Tanto meno ci soffermeremo sulle reazioni del cosiddetto Occidente, che ha dato sfoggio del solito campionario di slogan o frasi di circostanza; stessa riflessione si potrebbe fare per molti dei cosiddetti professionisti dell’informazione.
Bisogna riconoscere, senza per questo voler giustificare nessuno, che parlare in questo paese della conflittualità arabo israeliano non è affatto semplice: nel caso di narrazione non allineata si rischia, bene andando, di essere etichettati o messi all’indice da coloro che non tollerano di ascoltare voci dissonanti.

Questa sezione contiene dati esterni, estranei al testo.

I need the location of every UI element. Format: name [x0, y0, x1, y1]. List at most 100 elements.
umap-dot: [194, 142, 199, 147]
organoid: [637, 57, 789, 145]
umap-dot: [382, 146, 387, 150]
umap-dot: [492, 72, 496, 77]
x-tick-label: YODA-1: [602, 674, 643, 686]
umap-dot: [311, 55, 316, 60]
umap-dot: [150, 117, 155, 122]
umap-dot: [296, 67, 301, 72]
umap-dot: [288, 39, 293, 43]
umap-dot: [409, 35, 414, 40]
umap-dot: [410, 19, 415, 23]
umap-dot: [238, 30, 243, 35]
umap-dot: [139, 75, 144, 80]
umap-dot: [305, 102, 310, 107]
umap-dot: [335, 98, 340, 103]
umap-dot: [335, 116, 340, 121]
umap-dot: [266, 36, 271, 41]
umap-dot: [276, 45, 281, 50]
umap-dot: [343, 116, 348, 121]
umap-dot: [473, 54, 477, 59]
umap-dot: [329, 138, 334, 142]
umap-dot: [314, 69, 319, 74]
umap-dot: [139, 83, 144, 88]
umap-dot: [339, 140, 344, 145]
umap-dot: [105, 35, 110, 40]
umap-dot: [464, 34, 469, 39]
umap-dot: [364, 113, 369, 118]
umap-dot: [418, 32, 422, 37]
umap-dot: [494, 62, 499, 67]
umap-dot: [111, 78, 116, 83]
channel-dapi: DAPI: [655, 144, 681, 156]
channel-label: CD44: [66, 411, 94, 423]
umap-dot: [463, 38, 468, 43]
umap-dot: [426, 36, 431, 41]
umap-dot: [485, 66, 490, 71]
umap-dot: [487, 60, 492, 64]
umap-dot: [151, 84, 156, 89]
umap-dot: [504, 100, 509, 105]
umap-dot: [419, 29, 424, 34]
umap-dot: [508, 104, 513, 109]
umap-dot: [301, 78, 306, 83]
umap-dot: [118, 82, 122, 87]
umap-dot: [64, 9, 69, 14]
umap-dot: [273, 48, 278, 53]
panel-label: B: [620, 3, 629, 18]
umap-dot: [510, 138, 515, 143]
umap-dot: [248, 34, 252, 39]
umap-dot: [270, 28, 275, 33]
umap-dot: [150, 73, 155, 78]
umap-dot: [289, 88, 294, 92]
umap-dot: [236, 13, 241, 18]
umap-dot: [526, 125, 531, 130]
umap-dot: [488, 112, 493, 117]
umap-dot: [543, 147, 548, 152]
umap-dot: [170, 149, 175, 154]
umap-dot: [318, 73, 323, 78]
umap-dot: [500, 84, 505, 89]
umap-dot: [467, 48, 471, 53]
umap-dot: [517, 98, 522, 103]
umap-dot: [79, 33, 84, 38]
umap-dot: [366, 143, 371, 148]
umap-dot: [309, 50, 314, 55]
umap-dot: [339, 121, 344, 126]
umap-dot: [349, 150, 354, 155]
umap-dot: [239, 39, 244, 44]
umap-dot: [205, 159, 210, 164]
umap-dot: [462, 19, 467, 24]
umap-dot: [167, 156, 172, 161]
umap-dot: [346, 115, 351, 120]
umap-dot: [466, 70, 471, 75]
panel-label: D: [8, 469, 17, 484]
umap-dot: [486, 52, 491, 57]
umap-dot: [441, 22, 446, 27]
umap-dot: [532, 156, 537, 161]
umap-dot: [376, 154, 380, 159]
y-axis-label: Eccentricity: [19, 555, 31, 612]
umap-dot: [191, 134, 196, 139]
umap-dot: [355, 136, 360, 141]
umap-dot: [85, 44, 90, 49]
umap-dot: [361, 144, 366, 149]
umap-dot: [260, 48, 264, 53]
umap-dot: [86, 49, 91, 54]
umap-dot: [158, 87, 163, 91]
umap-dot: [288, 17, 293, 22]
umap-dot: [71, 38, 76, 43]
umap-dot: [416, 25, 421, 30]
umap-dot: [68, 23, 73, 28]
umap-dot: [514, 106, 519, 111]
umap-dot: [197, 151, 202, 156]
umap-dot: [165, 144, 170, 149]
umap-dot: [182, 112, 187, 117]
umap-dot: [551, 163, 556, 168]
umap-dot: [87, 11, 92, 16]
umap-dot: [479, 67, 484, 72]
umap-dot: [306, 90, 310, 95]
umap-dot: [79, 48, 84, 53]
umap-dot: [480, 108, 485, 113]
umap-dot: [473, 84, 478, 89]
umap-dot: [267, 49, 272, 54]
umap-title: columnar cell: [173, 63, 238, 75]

Una piccola lezione di stile la potrebbero fornire alcuni media insospettabili.
Cominciamo con Gideon Levy, cittadino israeliano e firma storica del quotidiano progressista Haaretz, che ha addebitato al premier Benjamin Netanyahu (Bibi per gli amici) la colpa dell’accaduto, concludendo il suo intervento con queste parole: “Gli Stati Uniti, l’Unione Europea e l’intero mondo occidentale ritiene che Israele sia una democrazia liberale e condivida gli stessi valori dell’Occidente, ma ciò non può essere del tutto vero se nel suo cortile sul retro mantiene in vigore una brutale tirannia.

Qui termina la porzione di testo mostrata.